In light of the recent earnings announcement, we can now update the model based on the following information:
- The interest rate spread decreased from 2.31% to 1.65%.
- AGNC's leverage decreased from 8.2% to 7.5%.
- The most recent share offering took place in mid-June and was 32,000,000 shares, for which the company hoped to raise $1.09 billion.
- The dividend remained constant at $1.25 per share.
Here is the model, reflecting the spread remaining constant where it is, at 1.65%. As usual, I will provide the details of my calculations to any of my interested followers who wish to do the calculations on their own or check my work.
Click to enlarge images.
Here is the projected dividend stream:
You can see the whole story in the calculations below:
|Proceeds from Offering||$1,090,000,000|
|Portfolio Increase at 7.5:1||8,175,000,000|
|New Shares Issued||32,000,000|
|Incremental Div Payout/Quarter||40,000,000|
|Incremental Interest Income/Quarter||33,721,875|
As per the company's press release, management hopes to raise $1.09 billion with its 32 million share offering. At the current dividend rate of $1.25 per share, this means that the company is committed to pay an additional $40 million in dividends to get the money.
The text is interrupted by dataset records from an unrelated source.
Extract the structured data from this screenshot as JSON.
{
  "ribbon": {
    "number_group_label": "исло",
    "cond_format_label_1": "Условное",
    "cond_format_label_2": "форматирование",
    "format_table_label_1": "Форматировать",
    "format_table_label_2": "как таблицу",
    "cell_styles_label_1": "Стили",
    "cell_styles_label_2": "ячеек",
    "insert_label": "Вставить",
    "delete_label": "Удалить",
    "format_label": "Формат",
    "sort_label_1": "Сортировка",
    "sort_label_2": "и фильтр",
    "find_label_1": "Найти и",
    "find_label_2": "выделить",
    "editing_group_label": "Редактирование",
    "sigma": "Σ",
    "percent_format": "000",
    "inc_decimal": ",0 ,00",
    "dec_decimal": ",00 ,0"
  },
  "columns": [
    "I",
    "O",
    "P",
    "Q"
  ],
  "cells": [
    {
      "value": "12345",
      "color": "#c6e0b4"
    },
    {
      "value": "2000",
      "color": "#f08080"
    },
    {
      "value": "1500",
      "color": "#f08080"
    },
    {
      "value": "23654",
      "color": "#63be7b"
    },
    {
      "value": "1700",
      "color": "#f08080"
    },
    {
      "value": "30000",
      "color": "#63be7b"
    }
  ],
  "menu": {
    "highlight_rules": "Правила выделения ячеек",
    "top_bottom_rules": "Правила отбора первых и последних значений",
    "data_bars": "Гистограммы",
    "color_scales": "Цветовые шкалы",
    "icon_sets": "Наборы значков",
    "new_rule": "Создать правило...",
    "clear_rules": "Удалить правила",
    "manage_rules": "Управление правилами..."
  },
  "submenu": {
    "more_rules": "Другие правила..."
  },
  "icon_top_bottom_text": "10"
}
At the current leverage rate of 7.5:1, AGNC can expand its portfolio by an incremental $8.1 billion. At the current interest rate spread of 1.65% per year, or about 0.4% per quarter, it will only take in $33 million on the incremental portfolio.
So this is the very reason the company recently started to issue preferred stock, at 8%, and I believe this strategy will continue until spreads improve. It can get money at a lower cost, and the incremental portfolio will be profitable.
Here are the calculations:
|Preferred Shares Issued||6,000,000|
|Proceeds from Sale of Preferred||$150,000,000|
|Portfolio Increase at 7.5:1||1,125,000,000|
|Preferred Payment Rate||0.08|
|Incremental Div Payout/Quarter||3,000,000|
|Incremental Interest Income/Quarter||4,640,625|
Keep in mind that per the recent announcement, AGNC has a big cash position -- and non-distributed income -- with which it can maintain the common dividend for a couple of quarters at least. So for the time being, the common stock dividend is likely to remain stable.
What if interest rate spreads decline further?
Keep in mind that the above graphs assume that the marketplace will demand the same yield for AGNC as it is now giving, which is around 14%. But it is possible in a scenario of declining interest rates that traders will be so starved for yield they are willing to pay a premium for AGNC anyway. Up until the last few days, AGNC's price continued to go up despite the shrinking interest rate spread.
Here is the current five-day chart; maybe there is a change in sentiment:
Above all you should keep in mind what we always say, which is that the world is full of chaos and there are no guarantees on anything. Also, remember that sometimes just as soon as you think you have the game figured out, something changes. There is much to think about.